The best way to combat this scam is to never click the link provided in these emails. Instead, go directly through the institution who’s claiming to contact you. For example, if PayPal notifies you that you have an expired credit card, go to paypal.com to check. Do not click the link in the email.
3. Fraud Warning
Similar to billing issue spoof emails, you may receive an email that notifies you about a large purchase that has been made using one of your accounts or credit cards. They’ll provide you with a link to click and resolve the problem, where, again, they’ll steal your information.
Retailers are constantly sending out promotional emails for sales and giveaways, especially during the holidays. Hackers mimic these in an effort to scam unsuspecting victims.

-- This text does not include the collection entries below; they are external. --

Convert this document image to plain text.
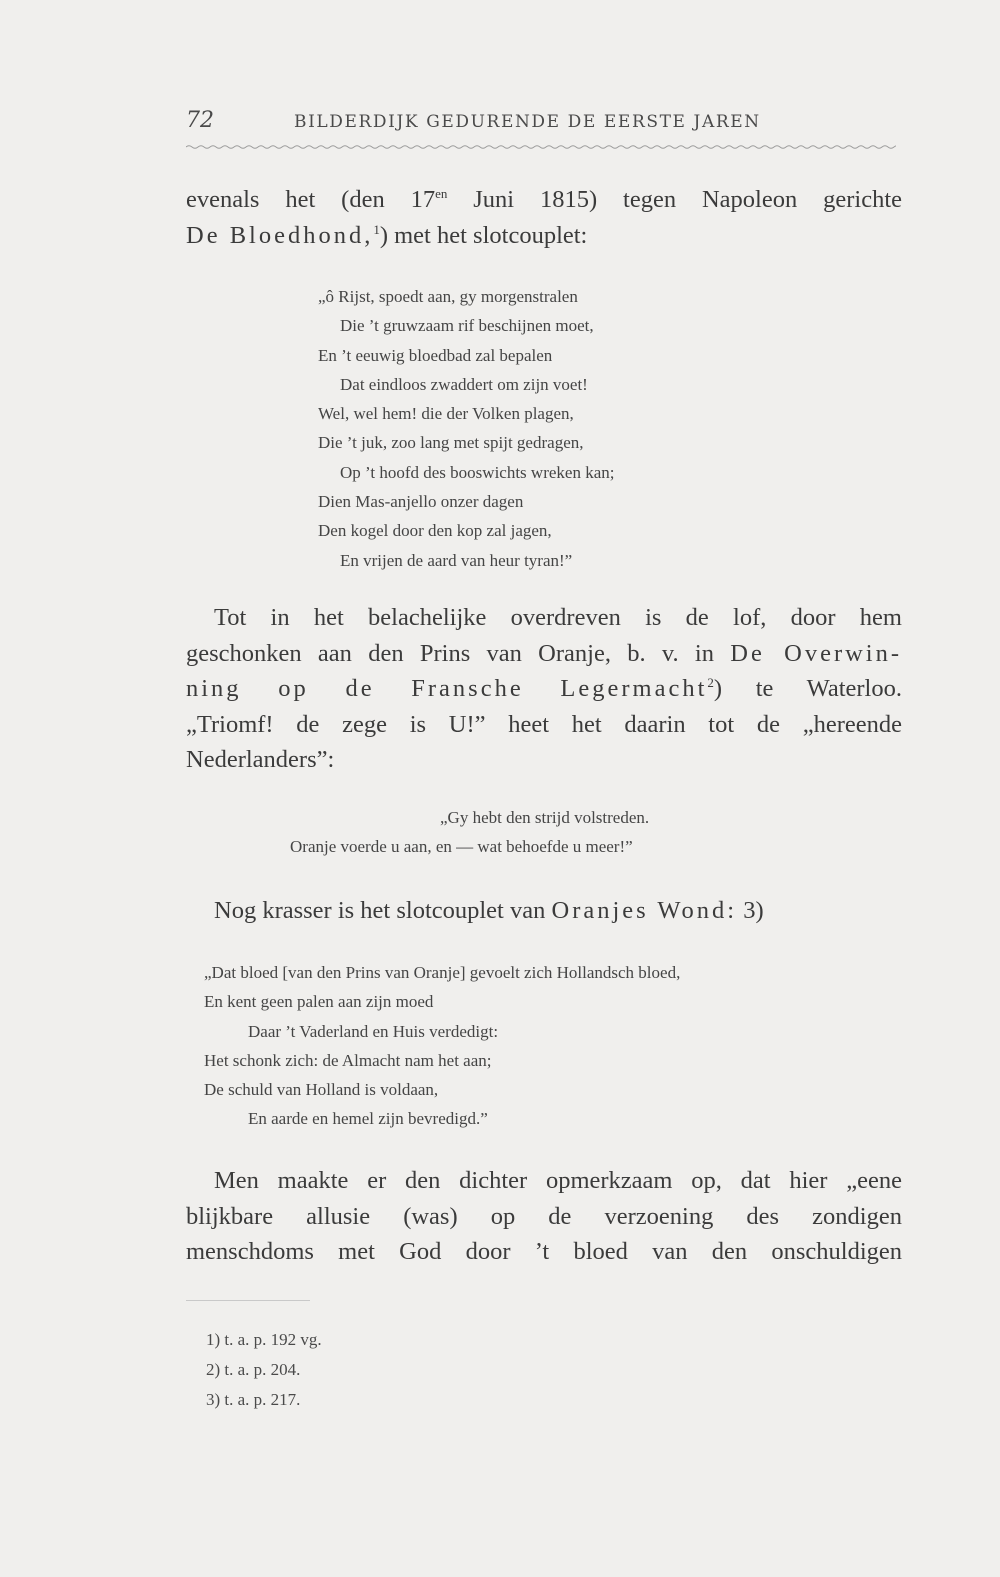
72	BILDERDIJK GEDURENDE DE EERSTE JAREN
evenals het (den $17^{en}$ Juni 1815) tegen Napoleon gerichte
De Bloedhond,$^1$) met het slotcouplet:
„ô Rijst, spoedt aan, gy morgenstralen
Die ’t gruwzaam rif beschijnen moet,
En ’t eeuwig bloedbad zal bepalen
Dat eindloos zwaddert om zijn voet!
Wel, wel hem! die der Volken plagen,
Die ’t juk, zoo lang met spijt gedragen,
Op ’t hoofd des booswichts wreken kan;
Dien Mas-anjello onzer dagen
Den kogel door den kop zal jagen,
En vrijen de aard van heur tyran!”
Tot in het belachelijke overdreven is de lof, door hem
geschonken aan den Prins van Oranje, b. v. in De Overwin-
ning op de Fransche Legermacht$^2$) te Waterloo.
„Triomf! de zege is U!” heet het daarin tot de „hereende
Nederlanders”:
„Gy hebt den strijd volstreden.
Oranje voerde u aan, en — wat behoefde u meer!”
Nog krasser is het slotcouplet van Oranjes Wond: 3)
„Dat bloed [van den Prins van Oranje] gevoelt zich Hollandsch bloed,
En kent geen palen aan zijn moed
Daar ’t Vaderland en Huis verdedigt:
Het schonk zich: de Almacht nam het aan;
De schuld van Holland is voldaan,
En aarde en hemel zijn bevredigd.”
Men maakte er den dichter opmerkzaam op, dat hier „eene
blijkbare allusie (was) op de verzoening des zondigen
menschdoms met God door ’t bloed van den onschuldigen
1) t. a. p. 192 vg.
2) t. a. p. 204.
3) t. a. p. 217.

A promotional email may be a spoof email if:
- It has a too-good-to-be-true discount/giveaway
- Links to a poorly-designed website
- Has an unusually high sense of urgency
5. CEO Fraud
With a quick Google Search, it’s not too difficult to find the names of the CEO and financial officers of most companies. Hackers sometimes use this information to impersonate corporate officers of companies, and then attempt to trick employees who work in accounting or finance to transfer money into their accounts.
If you receive a similar email, ask your manager or the individual the email appears to be from. Do not transfer the money without following up first.
There are tons of types of spoof emails out there. The best way to avoid them is to further research any email that seems even remotely suspicious. If you’re unsure about whether or not an email is fraudulent, always alert your IT team before clicking any links or attachments.